Seoul shares tumble on record oil, U.S. selloff
(Updates to mid-morning)
By Park Jung-youn
SEOUL, June 27 (Reuters) - Seoul shares traded lower on Friday led by exporters after record oil prices and rekindled worries about the global credit crunch sent Wall Street shares sharply lower overnight.
Carmakers and financials such as Hyundai Motor (005380.KS) and
Kookmin Bank 060000.KS tumbled after a major U.S. investment
bank urged investors to sell bank and automaker shares, causing
their Wall Street peers to tumble overnight.
Hyundai Motor fell 3.92 percent to 73,600 won and Kia Motors
dropped 2.97 percent to 11,450 won. South Korea's bluechip
banking issues including Kookmin Bank and Shinhan Financial Group
(055550.KS) were down 1.75 percent and 2.97 percent each.
The Korea Composite Stock Price Index was down 2.1 percent to 1,682.35 points as of 0138 GMT, the lowest since late March, and also down 11.4 percent from the mid-May high of 1,901.
"Every negative market factor possibly thinkable is in the picture, and with the U.S. selloff thrown in on top of that, panic-selling has been triggered," said Oh Hyun-seok, a market analyst at Samsung Securities.
"And the market currently has little internal strength to offset bad external factors," Oh said, adding that the index however looked likely to hold firm at around 1,650.
"Unless systemic risks about Asian markets emerge, as in a full-fledged financial crisis in Vietnam or Thailand, (in that case) the market would steady at the 1,600-level."
Analysts also cautioned against bargain hunting as the market is more or less on a downward trend until some stabilisation in oil prices at "resonable levels" are seen, as corporate profits from the second half are seen under pressure.
"Investors are hoping for some monetary policy agreements among G8 nations at the upcoming July meeting, to help prop up the U.S. dollar," said Lee Sun-yeob, a market analyst at Goodmorning Shinhan Securities.

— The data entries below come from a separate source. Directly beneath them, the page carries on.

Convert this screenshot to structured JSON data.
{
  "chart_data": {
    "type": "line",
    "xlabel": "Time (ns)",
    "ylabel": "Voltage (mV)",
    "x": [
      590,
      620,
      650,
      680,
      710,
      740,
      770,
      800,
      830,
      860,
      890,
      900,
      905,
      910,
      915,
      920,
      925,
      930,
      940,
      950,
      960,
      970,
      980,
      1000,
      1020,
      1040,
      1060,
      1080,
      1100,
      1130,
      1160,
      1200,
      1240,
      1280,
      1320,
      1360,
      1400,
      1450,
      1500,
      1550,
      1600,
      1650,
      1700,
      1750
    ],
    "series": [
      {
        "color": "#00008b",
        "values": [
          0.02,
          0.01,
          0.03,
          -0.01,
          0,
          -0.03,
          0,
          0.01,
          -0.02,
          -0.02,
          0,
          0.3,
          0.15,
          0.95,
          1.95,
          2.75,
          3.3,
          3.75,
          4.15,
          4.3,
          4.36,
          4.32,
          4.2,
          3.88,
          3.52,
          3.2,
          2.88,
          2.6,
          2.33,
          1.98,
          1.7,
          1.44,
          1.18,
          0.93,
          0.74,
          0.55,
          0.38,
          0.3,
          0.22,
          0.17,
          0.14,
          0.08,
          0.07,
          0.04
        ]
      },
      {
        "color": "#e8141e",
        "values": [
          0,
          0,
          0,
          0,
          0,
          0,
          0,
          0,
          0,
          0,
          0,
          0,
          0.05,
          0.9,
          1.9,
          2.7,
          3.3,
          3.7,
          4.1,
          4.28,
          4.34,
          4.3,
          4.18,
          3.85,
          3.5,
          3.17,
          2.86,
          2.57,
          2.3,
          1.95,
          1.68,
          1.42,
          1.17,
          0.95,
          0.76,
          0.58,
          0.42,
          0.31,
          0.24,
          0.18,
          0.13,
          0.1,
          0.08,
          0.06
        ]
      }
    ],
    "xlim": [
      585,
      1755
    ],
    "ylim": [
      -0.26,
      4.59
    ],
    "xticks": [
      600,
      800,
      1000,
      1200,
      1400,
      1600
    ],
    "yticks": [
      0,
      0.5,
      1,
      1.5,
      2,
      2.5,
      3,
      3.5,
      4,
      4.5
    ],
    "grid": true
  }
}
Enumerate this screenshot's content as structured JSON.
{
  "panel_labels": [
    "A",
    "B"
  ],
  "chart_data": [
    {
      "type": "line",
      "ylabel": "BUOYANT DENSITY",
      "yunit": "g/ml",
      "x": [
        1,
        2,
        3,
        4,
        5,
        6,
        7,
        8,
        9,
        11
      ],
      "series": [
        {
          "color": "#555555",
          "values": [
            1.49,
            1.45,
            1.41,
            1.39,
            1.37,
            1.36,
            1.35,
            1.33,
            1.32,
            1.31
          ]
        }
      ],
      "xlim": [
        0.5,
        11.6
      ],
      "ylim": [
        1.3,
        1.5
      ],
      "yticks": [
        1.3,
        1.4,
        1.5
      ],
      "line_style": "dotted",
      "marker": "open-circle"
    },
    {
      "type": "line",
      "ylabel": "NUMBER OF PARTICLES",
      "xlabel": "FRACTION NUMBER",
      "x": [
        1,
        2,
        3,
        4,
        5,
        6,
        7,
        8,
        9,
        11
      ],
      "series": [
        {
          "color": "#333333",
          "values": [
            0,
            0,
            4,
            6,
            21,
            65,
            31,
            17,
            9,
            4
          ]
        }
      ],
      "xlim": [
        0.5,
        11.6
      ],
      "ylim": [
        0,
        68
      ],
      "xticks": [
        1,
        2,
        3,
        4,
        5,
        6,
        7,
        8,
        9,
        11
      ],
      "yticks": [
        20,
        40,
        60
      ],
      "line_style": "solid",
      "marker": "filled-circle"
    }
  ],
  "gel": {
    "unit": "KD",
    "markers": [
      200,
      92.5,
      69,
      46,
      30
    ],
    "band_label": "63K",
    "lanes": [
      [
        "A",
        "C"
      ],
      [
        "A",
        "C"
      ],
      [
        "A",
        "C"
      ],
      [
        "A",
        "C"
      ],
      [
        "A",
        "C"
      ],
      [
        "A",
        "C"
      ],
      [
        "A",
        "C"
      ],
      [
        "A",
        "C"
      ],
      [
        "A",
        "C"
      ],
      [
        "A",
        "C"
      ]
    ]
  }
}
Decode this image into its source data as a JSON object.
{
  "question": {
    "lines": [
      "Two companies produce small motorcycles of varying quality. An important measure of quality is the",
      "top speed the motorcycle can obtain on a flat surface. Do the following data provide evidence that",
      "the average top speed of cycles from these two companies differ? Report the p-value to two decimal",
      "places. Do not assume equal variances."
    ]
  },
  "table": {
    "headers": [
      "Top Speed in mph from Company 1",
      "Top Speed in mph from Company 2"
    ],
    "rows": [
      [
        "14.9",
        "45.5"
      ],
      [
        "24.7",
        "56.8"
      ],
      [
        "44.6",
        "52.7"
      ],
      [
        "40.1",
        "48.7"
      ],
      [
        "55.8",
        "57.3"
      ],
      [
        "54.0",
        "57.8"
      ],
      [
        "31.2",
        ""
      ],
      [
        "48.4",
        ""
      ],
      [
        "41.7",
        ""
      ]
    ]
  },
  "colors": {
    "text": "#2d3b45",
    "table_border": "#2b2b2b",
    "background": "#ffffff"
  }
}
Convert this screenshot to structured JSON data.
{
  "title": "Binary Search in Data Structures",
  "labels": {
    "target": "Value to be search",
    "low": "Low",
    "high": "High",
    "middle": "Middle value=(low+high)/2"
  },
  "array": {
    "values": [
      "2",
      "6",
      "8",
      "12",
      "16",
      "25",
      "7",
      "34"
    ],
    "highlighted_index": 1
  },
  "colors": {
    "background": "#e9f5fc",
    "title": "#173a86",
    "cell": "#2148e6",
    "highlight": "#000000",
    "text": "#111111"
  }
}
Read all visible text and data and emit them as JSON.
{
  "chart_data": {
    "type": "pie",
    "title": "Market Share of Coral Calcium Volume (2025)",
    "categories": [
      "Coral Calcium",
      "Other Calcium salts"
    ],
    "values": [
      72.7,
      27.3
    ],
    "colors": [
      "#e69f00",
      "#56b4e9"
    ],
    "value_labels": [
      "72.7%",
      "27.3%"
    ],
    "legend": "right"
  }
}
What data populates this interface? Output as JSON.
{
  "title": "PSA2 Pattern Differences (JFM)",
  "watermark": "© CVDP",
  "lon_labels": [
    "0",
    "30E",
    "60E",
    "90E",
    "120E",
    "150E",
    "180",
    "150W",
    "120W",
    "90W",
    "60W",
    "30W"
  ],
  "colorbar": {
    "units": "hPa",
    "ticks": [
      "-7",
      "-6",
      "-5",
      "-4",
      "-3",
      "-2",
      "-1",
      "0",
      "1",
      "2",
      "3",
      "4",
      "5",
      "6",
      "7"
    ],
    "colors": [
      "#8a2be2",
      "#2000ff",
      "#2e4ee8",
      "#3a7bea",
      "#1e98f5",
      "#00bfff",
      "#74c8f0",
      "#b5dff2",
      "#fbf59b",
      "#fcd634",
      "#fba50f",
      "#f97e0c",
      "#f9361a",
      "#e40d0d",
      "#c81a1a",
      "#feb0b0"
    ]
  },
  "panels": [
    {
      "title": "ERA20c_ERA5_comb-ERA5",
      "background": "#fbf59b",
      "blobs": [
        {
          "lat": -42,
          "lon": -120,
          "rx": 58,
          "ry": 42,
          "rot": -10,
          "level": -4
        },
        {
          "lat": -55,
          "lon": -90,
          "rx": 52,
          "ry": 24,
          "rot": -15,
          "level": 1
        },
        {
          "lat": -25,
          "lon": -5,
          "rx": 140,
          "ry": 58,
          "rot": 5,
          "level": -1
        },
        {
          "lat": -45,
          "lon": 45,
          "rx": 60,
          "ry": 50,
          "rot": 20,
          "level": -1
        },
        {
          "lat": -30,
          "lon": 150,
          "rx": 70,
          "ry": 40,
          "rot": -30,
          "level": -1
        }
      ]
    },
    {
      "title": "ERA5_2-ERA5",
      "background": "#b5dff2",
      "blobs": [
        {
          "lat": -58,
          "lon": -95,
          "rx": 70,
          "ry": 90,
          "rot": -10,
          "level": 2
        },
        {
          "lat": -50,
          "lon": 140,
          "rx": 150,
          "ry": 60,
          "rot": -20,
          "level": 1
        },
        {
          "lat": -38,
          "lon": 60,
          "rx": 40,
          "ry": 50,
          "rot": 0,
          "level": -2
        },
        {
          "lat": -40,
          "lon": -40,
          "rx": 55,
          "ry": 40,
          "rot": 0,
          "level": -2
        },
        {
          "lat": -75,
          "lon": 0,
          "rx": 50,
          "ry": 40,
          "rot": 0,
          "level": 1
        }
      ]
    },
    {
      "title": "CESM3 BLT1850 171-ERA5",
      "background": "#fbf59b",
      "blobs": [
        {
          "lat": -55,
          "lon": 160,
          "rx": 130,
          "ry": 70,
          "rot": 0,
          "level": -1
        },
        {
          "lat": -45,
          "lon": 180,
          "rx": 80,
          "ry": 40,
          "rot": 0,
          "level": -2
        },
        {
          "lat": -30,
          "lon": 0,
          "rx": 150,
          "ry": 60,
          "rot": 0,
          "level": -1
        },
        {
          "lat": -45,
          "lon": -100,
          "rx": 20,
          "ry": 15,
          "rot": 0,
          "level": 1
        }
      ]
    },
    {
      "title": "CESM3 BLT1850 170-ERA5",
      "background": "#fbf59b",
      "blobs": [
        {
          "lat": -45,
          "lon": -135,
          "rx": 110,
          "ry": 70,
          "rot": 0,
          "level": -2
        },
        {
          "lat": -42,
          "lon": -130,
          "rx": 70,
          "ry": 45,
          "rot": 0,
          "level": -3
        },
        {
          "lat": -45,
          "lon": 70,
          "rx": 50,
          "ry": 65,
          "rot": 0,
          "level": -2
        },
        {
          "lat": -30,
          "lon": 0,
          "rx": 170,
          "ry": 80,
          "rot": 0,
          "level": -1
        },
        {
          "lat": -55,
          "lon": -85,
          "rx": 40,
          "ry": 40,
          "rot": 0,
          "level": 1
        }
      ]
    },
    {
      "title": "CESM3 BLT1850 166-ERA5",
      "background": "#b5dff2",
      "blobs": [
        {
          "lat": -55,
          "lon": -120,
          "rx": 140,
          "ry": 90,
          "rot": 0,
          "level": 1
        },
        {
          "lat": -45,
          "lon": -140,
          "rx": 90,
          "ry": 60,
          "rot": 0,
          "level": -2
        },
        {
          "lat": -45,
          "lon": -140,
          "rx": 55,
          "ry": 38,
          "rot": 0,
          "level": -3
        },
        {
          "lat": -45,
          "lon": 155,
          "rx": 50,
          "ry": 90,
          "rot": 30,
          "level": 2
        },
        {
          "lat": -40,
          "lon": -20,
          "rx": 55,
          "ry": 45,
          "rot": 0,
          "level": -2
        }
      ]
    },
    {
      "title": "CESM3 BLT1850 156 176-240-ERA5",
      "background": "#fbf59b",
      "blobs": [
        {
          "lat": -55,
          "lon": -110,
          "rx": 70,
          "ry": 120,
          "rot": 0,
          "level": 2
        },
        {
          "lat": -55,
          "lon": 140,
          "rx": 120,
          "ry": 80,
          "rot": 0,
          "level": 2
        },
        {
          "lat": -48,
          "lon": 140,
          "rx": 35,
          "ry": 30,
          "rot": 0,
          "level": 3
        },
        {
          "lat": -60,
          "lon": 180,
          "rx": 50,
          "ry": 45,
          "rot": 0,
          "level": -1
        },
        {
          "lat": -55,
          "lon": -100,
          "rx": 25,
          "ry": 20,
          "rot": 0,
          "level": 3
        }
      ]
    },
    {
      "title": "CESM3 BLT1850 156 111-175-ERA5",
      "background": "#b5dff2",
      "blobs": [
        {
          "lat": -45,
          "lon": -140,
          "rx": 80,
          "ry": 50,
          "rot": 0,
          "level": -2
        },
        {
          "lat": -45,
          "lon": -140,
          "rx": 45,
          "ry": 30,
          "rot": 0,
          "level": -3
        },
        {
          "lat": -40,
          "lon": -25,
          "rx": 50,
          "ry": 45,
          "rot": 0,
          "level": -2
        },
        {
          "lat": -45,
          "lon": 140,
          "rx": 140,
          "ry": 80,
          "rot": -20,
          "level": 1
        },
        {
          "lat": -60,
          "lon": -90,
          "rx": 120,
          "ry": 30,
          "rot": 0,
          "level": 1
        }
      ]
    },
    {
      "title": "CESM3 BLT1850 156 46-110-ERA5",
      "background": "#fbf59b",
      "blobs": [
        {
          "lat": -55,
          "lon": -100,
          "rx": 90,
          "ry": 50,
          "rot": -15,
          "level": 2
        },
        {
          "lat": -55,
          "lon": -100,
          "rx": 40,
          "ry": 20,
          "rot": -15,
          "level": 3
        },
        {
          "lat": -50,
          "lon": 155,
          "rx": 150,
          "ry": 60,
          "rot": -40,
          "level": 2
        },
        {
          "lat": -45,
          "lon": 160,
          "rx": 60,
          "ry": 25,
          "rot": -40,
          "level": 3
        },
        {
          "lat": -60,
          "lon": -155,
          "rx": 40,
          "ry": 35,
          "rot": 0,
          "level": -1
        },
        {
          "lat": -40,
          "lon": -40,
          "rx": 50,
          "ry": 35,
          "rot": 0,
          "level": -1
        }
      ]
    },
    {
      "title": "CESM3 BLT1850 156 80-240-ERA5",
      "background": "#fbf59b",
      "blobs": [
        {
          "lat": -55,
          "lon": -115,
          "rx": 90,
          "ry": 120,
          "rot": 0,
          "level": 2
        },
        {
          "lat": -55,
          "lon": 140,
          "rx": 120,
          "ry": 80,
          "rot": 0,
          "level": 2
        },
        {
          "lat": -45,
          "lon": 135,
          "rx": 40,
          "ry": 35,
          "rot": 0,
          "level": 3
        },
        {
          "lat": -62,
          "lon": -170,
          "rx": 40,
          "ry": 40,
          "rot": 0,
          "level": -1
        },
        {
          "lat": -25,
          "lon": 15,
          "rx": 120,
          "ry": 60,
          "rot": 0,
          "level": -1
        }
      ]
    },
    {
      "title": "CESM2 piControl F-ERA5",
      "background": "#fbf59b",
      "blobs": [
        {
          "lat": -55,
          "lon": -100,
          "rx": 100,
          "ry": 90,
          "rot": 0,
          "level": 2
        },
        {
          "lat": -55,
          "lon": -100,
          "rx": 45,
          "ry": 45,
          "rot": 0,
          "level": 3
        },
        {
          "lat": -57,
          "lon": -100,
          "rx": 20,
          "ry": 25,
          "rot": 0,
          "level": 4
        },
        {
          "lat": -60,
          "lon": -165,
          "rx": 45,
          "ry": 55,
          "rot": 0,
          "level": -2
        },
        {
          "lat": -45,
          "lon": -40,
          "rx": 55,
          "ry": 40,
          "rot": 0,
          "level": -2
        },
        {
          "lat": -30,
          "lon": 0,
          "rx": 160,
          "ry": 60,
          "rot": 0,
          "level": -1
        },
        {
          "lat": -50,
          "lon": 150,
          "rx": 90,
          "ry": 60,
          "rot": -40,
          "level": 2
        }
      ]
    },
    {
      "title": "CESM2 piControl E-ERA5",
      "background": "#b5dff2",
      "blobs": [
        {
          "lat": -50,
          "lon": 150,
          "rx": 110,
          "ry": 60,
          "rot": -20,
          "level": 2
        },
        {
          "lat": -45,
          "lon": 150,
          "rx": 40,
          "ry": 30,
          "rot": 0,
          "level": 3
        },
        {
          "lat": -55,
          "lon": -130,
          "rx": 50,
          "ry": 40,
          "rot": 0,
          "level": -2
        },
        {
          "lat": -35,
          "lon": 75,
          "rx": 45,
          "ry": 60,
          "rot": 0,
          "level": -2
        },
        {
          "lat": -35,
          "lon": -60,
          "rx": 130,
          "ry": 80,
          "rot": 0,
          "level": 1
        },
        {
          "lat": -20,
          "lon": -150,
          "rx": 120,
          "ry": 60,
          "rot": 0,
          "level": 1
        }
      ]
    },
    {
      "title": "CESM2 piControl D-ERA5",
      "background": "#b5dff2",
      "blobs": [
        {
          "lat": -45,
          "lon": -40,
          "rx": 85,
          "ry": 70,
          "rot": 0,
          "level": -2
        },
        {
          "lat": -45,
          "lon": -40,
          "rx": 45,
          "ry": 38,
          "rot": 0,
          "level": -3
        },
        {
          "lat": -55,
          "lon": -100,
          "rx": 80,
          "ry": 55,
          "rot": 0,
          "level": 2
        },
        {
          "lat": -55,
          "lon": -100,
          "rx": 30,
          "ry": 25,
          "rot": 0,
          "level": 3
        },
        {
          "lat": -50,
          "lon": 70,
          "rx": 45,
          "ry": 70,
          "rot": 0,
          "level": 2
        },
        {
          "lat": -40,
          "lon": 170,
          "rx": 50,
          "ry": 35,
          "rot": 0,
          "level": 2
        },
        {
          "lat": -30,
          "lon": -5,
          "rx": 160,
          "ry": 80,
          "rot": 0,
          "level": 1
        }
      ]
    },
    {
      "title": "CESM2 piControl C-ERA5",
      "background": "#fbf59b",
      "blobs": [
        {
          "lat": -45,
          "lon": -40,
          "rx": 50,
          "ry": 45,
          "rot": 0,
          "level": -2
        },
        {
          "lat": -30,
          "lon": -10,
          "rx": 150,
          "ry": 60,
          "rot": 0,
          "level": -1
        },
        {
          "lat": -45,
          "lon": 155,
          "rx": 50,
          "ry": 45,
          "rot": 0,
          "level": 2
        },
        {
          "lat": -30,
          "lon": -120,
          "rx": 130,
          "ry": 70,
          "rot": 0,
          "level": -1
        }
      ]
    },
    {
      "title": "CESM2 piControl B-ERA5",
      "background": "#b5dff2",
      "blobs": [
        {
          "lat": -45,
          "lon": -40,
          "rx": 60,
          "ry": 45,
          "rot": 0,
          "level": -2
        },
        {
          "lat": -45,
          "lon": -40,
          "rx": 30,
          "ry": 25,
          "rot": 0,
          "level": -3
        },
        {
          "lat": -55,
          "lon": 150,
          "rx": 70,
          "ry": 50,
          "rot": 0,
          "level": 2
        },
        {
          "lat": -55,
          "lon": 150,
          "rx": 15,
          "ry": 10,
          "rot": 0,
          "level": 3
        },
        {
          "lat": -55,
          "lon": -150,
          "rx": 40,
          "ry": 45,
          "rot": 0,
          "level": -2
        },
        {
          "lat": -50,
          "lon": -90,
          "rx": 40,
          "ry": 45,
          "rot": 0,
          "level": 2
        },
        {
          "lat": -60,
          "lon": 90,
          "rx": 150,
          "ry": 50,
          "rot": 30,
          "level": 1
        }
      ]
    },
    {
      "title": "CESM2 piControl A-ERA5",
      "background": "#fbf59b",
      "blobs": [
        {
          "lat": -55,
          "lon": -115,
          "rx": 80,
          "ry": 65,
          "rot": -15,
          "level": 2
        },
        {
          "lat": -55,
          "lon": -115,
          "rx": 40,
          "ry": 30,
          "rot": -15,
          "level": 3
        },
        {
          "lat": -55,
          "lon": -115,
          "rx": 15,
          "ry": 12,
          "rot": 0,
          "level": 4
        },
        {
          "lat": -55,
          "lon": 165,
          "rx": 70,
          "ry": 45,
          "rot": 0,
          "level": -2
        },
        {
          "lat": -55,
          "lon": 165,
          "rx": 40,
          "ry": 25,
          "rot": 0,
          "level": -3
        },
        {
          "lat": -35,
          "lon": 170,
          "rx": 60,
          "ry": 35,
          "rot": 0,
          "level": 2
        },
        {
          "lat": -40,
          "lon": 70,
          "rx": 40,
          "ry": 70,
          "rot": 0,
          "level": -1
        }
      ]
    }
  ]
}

"Meanwhile hopes for a rebound during second quarter earnings will be unanswered as third quarter numbers are set to be weak," Lee said, adding that "less steep falls or a weak rebound" are likely during July earnings season, with substantial rises unlikely unless tangible improvements in the macroeconomic backdrop emerge.
LG SLIDE
LG Electronics (066570.KS) stood out with a 3.23 percent
slide to 120,000 won after Lehman Brothers cut its price target
on the No.4 handset maker citing a "more cautious view" on the
handset business and profitability in other business divisions.
"We lower LG Elec's second quarter global operating profit estimate by 5.5 percent to 821 billion won as we expect the handset business to miss its shipment guidance of 30 million units by 2.3 million units and other business to experience slightly weaker margins," Lehman said in its report on Friday.
Technology bellwhethers such as Samsung Electronics (005930.KS) and Hynix Semiconductor (000660.KS) likewise fell across the board on an increasingly grim outlook for the sector amid rapidly cooling consumer sentiment.
Samsung Elec shed 2.86 percent to 646,000 won and Hynix went down 3.31 percent to 26,300 won.
Meanwhile gains in oil prices to a new record above $140 a barrel also put airlines such as Korean Air Line (003490.KS) and Asiana Airlines (020560.KS) under pressure. Korean Air lost 3.95 percent to 51,100 won and Asiana Airlines dropped 2.61 percent to 5,590 won.